Sign on the dotted line

While the e-signature business is useful for Dropbox in its efforts to attract more commercial customers, the acquisition cost alone wouldn’t have been worth it if that was all HelloSign offered. HelloSign’s workflow application, HelloWorks, is the real reason Dropbox saw it as an attractive purchase.

Online documentation has typically centered around the portable document format (PDF), a file format created by Adobe. But HelloSign is essentially trying to eliminate that by automatically syncing the data and e-signatures within a file to a company’s back-end systems.

It does so by creating unique input forms that query a user initially, but ultimately minimizes the amount of manual data entry the user is required to perform. Enter data once, and HelloWorks populates that information throughout a document where needed on successive uses. HelloSign says this feature is especially useful on mobile devices, where interactive PDFs are a challenge.

Such services also would be particularly helpful in situations like insurance claims, mortgage applications, real estate closings, and employee onboarding. HelloSign originally began as virtual faxing service HelloFax, and still offers faxing capabilities.

Shortening the distance between employer and employee

Dropbox is counting on these capabilities to help it grow its commercial document business. Long popular with consumers looking for a place to store documents, photos, and more, Dropbox has set its sights on business for its next leg of growth. To do well, it needed a point of differentiation to separate it from a field crowded with Alphabet, Microsoft, Box, and EMC, all of which are also targeting enterprise-level customers.

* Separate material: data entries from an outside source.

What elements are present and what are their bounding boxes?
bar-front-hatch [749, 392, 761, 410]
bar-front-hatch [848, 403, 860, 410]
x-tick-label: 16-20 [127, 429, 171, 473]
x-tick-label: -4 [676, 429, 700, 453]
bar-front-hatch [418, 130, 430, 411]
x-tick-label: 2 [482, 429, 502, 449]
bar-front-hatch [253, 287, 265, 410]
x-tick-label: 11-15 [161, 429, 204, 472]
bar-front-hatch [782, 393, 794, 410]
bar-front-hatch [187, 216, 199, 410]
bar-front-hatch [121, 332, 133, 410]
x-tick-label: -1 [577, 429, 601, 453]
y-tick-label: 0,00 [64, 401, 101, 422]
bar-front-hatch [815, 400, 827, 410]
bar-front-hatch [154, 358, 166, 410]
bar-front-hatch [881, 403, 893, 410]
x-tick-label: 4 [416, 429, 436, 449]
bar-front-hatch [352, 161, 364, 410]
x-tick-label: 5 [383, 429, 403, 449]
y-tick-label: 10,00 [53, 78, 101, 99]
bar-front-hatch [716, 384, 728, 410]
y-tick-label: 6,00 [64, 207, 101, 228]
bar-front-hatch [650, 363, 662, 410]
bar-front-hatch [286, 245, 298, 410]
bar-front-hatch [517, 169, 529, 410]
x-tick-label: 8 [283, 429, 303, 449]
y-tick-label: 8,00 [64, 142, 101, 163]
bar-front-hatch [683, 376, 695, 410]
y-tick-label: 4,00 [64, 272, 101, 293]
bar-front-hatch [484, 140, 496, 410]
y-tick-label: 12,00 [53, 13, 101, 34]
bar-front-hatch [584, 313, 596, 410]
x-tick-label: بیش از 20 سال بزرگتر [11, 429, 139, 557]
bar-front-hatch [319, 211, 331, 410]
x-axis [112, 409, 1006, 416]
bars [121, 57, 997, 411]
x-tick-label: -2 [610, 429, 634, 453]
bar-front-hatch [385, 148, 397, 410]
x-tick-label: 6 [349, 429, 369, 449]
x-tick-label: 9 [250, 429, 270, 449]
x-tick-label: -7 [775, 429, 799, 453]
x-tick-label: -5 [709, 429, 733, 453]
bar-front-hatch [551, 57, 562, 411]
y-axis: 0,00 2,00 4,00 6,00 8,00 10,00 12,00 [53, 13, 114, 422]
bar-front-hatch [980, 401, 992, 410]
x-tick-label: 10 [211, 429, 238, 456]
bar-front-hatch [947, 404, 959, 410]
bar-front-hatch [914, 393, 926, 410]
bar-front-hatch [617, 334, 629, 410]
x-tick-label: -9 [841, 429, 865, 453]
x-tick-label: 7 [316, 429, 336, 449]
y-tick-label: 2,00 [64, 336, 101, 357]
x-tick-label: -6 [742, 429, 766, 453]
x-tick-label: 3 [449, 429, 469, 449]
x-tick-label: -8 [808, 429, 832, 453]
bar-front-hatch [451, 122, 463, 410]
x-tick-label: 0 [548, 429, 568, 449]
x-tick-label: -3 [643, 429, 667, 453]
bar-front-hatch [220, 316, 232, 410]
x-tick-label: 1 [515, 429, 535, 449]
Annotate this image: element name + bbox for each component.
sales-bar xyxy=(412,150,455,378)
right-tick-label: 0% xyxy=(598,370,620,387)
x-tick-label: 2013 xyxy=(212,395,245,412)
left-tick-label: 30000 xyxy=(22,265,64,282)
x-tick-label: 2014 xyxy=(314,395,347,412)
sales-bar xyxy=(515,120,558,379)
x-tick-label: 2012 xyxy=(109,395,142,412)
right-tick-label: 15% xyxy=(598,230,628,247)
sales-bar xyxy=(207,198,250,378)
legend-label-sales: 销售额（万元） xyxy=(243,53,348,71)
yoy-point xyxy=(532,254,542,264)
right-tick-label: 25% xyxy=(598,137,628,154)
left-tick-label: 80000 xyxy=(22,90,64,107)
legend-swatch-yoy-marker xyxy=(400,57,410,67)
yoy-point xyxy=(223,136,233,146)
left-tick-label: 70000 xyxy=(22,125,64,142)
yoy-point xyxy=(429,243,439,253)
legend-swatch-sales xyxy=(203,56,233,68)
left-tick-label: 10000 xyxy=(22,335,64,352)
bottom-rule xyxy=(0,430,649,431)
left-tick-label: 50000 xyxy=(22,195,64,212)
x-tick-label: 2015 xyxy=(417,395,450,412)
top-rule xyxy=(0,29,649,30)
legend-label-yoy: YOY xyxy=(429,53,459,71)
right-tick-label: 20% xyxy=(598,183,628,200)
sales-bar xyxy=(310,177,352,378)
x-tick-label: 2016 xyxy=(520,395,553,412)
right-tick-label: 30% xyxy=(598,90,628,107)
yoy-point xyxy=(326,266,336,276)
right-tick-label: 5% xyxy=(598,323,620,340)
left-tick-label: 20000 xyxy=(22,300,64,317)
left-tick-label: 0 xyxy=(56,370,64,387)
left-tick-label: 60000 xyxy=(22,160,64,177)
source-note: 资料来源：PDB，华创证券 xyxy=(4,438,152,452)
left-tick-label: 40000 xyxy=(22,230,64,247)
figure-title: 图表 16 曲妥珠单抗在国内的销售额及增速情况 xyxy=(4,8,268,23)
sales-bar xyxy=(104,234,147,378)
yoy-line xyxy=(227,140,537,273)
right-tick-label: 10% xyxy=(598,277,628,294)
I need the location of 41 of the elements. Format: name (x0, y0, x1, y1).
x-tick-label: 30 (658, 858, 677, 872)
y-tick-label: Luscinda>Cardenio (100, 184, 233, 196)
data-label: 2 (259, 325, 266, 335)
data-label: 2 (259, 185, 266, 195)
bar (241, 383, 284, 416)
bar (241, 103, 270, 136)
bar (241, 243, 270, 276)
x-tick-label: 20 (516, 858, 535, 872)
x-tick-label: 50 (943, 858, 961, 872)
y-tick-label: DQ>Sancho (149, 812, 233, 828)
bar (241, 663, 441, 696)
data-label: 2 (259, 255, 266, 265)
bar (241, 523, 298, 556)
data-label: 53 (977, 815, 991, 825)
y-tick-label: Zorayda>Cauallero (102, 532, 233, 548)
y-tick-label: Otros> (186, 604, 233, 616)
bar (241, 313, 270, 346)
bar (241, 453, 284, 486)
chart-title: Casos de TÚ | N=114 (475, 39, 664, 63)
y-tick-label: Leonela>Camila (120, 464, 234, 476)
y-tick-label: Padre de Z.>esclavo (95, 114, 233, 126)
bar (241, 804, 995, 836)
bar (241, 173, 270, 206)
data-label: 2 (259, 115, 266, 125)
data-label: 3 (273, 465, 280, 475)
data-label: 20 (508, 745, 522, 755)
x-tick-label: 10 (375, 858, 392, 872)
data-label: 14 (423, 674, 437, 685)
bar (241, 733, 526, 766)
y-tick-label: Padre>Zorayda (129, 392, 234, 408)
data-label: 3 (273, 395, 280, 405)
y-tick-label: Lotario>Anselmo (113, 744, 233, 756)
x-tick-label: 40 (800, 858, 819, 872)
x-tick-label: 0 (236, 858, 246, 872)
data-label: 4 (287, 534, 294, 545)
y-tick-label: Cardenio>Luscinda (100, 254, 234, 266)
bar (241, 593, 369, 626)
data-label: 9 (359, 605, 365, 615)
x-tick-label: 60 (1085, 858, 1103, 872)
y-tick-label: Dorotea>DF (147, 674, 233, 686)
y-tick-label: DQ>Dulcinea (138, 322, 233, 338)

Because the workforce in many companies is increasingly decentralized, and collaboration tools between workers and companies has not kept up, HelloSign could help Dropbox bring spreadout workers closer together. The e-signature business may pay for the acquisition cost alone, with the workflow segment being the strategic profit driver for the future.

Dropbox and HelloSign already have a shared history, as the latter was one of the companies involved in the launch of Dropbox’s Extensions, which enabled the cloud storage service to offer tools that helped users work with other products. While e-signatures from HelloSign (and DocuSign and Adobe) were included, the tools were further extended to allow editing of video in Vimeo, images in Pixlr, PDFs in Smallpdf, and DWG files and drawings in AutoDesk‘s namesake app.

Key investment takeaway

Physical signatures are still a requirement in many places, but e-signatures are becoming much more commonplace. Buying HelloSign will enable Dropbox to meet the growing demand while luring more businesses to its platform.

Adding more functionality to its service should help Dropbox grow revenue per user at the same time it converts more free users to paying ones. Dropbox is most readily recognized as a consumer application, causing it to be ignored as a viable business tool. The HelloSign acquisition will help resolve this issue and associate Dropbox more closely with the enterprise market.